In mathematics, a biquadratic field is a number field K of a particular kind, which is a Galois extension of the rational number field Q with Galois group the Klein four-group. Such fields are all obtained by adjoining two square roots. Therefore in explicit terms we have

K = Q(√a,√b)

for rational numbers a and b. There is no loss of generality in taking a and b to be non-zero and square-free integers.

According to Galois theory, there must be three quadratic fields contained in K, since the Galois group has three subgroups of index 2. The third subfield, to add to the evident Q(√a) and Q(√b), is Q(√ab).

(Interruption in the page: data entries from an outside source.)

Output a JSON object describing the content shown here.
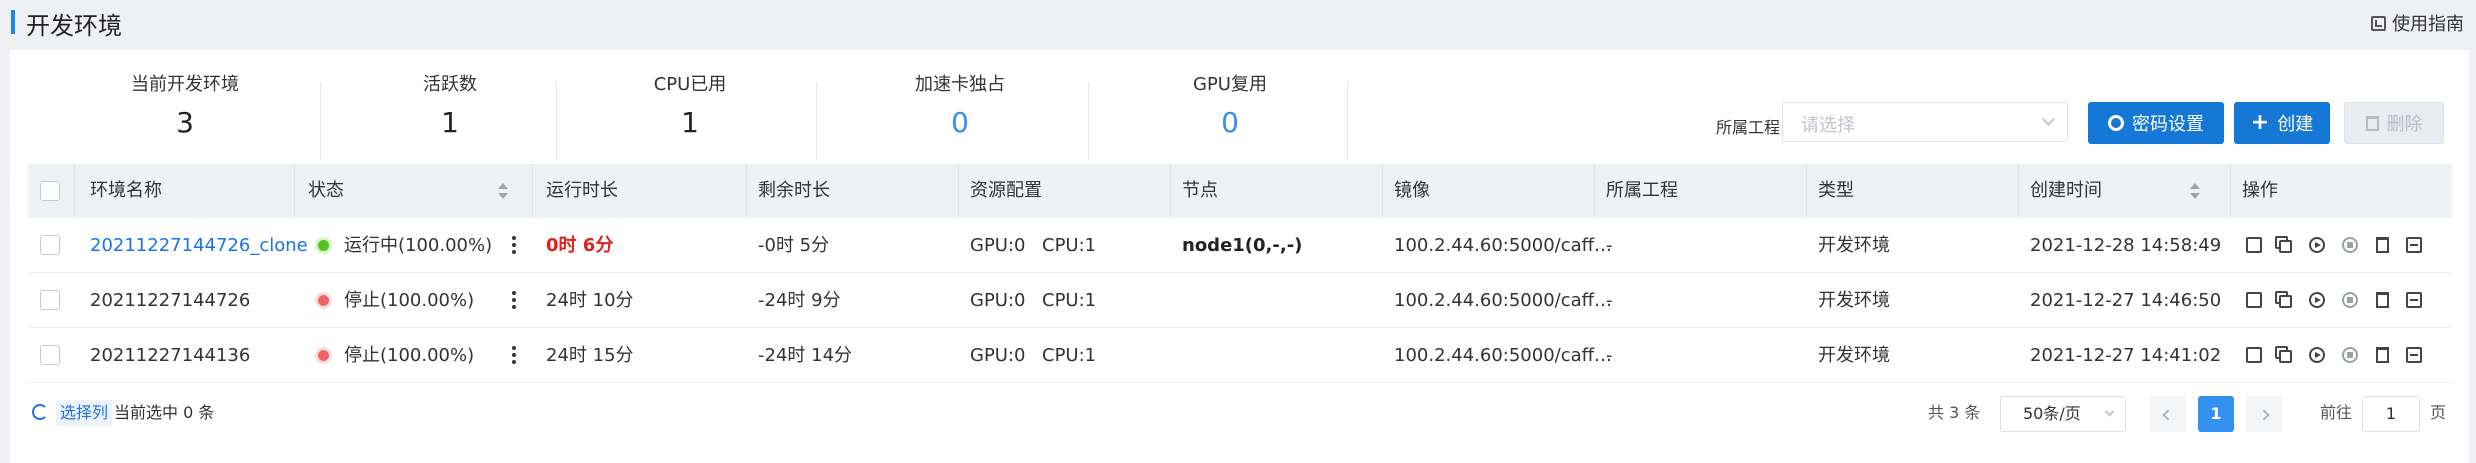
{
  "header": {
    "title": "开发环境",
    "guide_label": "使用指南"
  },
  "stats": [
    {
      "label": "当前开发环境",
      "value": "3"
    },
    {
      "label": "活跃数",
      "value": "1"
    },
    {
      "label": "CPU已用",
      "value": "1"
    },
    {
      "label": "加速卡独占",
      "value": "0"
    },
    {
      "label": "GPU复用",
      "value": "0"
    }
  ],
  "toolbar": {
    "project_label": "所属工程",
    "project_placeholder": "请选择",
    "secret_button": "密码设置",
    "create_button": "创建",
    "delete_button": "删除"
  },
  "columns": [
    "环境名称",
    "状态",
    "运行时长",
    "剩余时长",
    "资源配置",
    "节点",
    "镜像",
    "所属工程",
    "类型",
    "创建时间",
    "操作"
  ],
  "rows": [
    {
      "name": "20211227144726_clone",
      "status": "运行中(100.00%)",
      "status_color": "#52c41a",
      "run_time": "0时 6分",
      "remain_time": "-0时 5分",
      "gpu": "GPU:0",
      "cpu": "CPU:1",
      "node": "node1(0,-,-)",
      "image": "100.2.44.60:5000/caff…",
      "project": "-",
      "type": "开发环境",
      "created": "2021-12-28 14:58:49"
    },
    {
      "name": "20211227144726",
      "status": "停止(100.00%)",
      "status_color": "#f26363",
      "run_time": "24时 10分",
      "remain_time": "-24时 9分",
      "gpu": "GPU:0",
      "cpu": "CPU:1",
      "node": "",
      "image": "100.2.44.60:5000/caff…",
      "project": "-",
      "type": "开发环境",
      "created": "2021-12-27 14:46:50"
    },
    {
      "name": "20211227144136",
      "status": "停止(100.00%)",
      "status_color": "#f26363",
      "run_time": "24时 15分",
      "remain_time": "-24时 14分",
      "gpu": "GPU:0",
      "cpu": "CPU:1",
      "node": "",
      "image": "100.2.44.60:5000/caff…",
      "project": "-",
      "type": "开发环境",
      "created": "2021-12-27 14:41:02"
    }
  ],
  "footer": {
    "select_columns": "选择列",
    "selected_text": "当前选中 0 条",
    "total": "共 3 条",
    "page_size": "50条/页",
    "current_page": "1",
    "goto_label": "前往",
    "goto_value": "1",
    "goto_suffix": "页"
  }
}
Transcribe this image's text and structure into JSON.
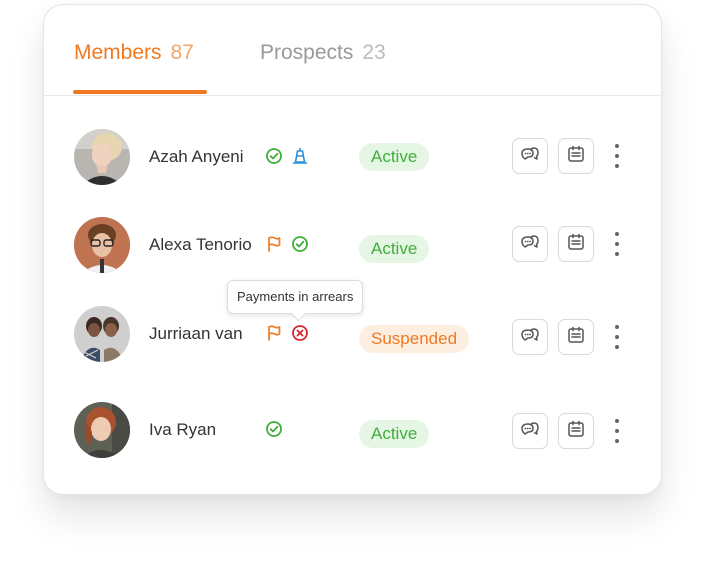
{
  "tabs": {
    "members": {
      "label": "Members",
      "count": "87"
    },
    "prospects": {
      "label": "Prospects",
      "count": "23"
    }
  },
  "members": [
    {
      "name": "Azah Anyeni",
      "status": "Active",
      "icons": [
        "check-circle-icon",
        "pyramid-icon"
      ]
    },
    {
      "name": "Alexa Tenorio",
      "status": "Active",
      "icons": [
        "flag-icon",
        "check-circle-icon"
      ]
    },
    {
      "name": "Jurriaan van",
      "status": "Suspended",
      "icons": [
        "flag-icon",
        "x-circle-icon"
      ]
    },
    {
      "name": "Iva Ryan",
      "status": "Active",
      "icons": [
        "check-circle-icon"
      ]
    }
  ],
  "tooltip": {
    "text": "Payments in arrears"
  },
  "colors": {
    "accent": "#f07a22",
    "active_text": "#3fae3c",
    "active_bg": "#e6f6e4",
    "suspended_text": "#f07a22",
    "suspended_bg": "#fdeee2",
    "danger": "#d9262b",
    "info": "#2d8fdc"
  }
}
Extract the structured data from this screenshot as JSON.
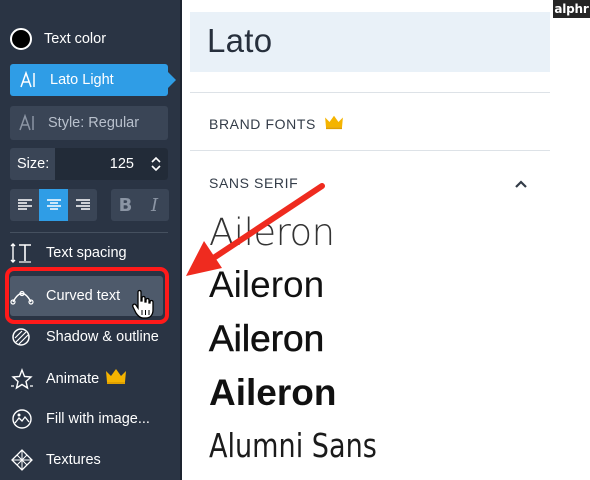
{
  "sidebar": {
    "text_color_label": "Text color",
    "font_button_label": "Lato Light",
    "style_label": "Style: Regular",
    "size_label": "Size:",
    "size_value": "125",
    "format": {
      "bold": "B",
      "italic": "I"
    },
    "tools": [
      {
        "label": "Text spacing"
      },
      {
        "label": "Curved text"
      },
      {
        "label": "Shadow & outline"
      },
      {
        "label": "Animate"
      },
      {
        "label": "Fill with image..."
      },
      {
        "label": "Textures"
      }
    ]
  },
  "panel": {
    "search_value": "Lato",
    "brand_fonts_label": "BRAND FONTS",
    "sans_serif_label": "SANS SERIF",
    "font_samples": [
      "Aileron",
      "Aileron",
      "Aileron",
      "Aileron",
      "Alumni Sans"
    ]
  },
  "logo_text": "alphr",
  "colors": {
    "sidebar_bg": "#2a3444",
    "accent_blue": "#2f9de6",
    "highlight_red": "#ff1a1a",
    "crown_gold": "#f5b400"
  }
}
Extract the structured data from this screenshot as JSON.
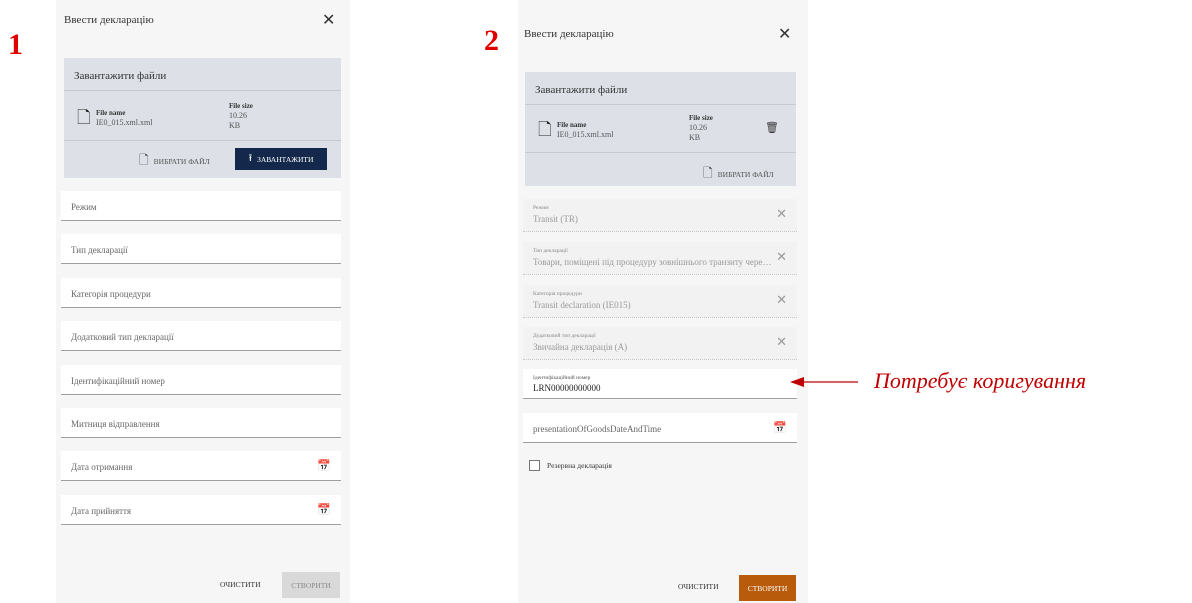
{
  "labels": {
    "step1": "1",
    "step2": "2",
    "annotation": "Потребує коригування"
  },
  "colors": {
    "accent_navy": "#13284a",
    "create_active": "#b85c0b",
    "create_disabled": "#d9d9d9",
    "annotation": "#c00000",
    "step_number": "#e00000"
  },
  "panel1": {
    "title": "Ввести декларацію",
    "upload": {
      "header": "Завантажити файли",
      "file_name_label": "File name",
      "file_name": "IE0_015.xml.xml",
      "file_size_label": "File size",
      "file_size": "10.26",
      "file_size_unit": "KB",
      "choose_label": "ВИБРАТИ ФАЙЛ",
      "upload_label": "ЗАВАНТАЖИТИ"
    },
    "fields": {
      "mode": "Режим",
      "decl_type": "Тип декларації",
      "proc_category": "Категорія процедури",
      "extra_type": "Додатковий тип декларації",
      "id_number": "Ідентифікаційний номер",
      "customs": "Митниця відправлення",
      "received_date": "Дата отримання",
      "accepted_date": "Дата прийняття"
    },
    "clear_label": "ОЧИСТИТИ",
    "create_label": "СТВОРИТИ"
  },
  "panel2": {
    "title": "Ввести декларацію",
    "upload": {
      "header": "Завантажити файли",
      "file_name_label": "File name",
      "file_name": "IE0_015.xml.xml",
      "file_size_label": "File size",
      "file_size": "10.26",
      "file_size_unit": "KB",
      "choose_label": "ВИБРАТИ ФАЙЛ"
    },
    "fields": {
      "mode": {
        "label": "Режим",
        "value": "Transit (TR)"
      },
      "decl_type": {
        "label": "Тип декларації",
        "value": "Товари, поміщені під процедуру зовнішнього транзиту через те..."
      },
      "proc_category": {
        "label": "Категорія процедури",
        "value": "Transit declaration (IE015)"
      },
      "extra_type": {
        "label": "Додатковий тип декларації",
        "value": "Звичайна декларація (А)"
      },
      "id_number": {
        "label": "Ідентифікаційний номер",
        "value": "LRN00000000000"
      },
      "presentation": "presentationOfGoodsDateAndTime"
    },
    "reserve_label": "Резервна декларація",
    "clear_label": "ОЧИСТИТИ",
    "create_label": "СТВОРИТИ"
  }
}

Biquadratic fields are the simplest examples of abelian extensions of Q that are not cyclic extensions. According to general theory the Dedekind zeta-function of such a field is a product of the Riemann zeta-function and three Dirichlet L-functions. Those L-functions are for the Dirichlet characters which are the Jacobi symbols attached to the three quadratic fields. Therefore taking the product of the Dedekind zeta-functions of the quadratic fields, multiplying them together, and dividing by the square of the Riemann zeta-function, is a recipe for the Dedekind zeta-function of the biquadratic field. This illustrates also some general principles on abelian extensions, such as the calculation of the conductor of a field.

Such L-functions have applications in analytic theory (Siegel zeroes), and in some of Kronecker's work.[citation needed]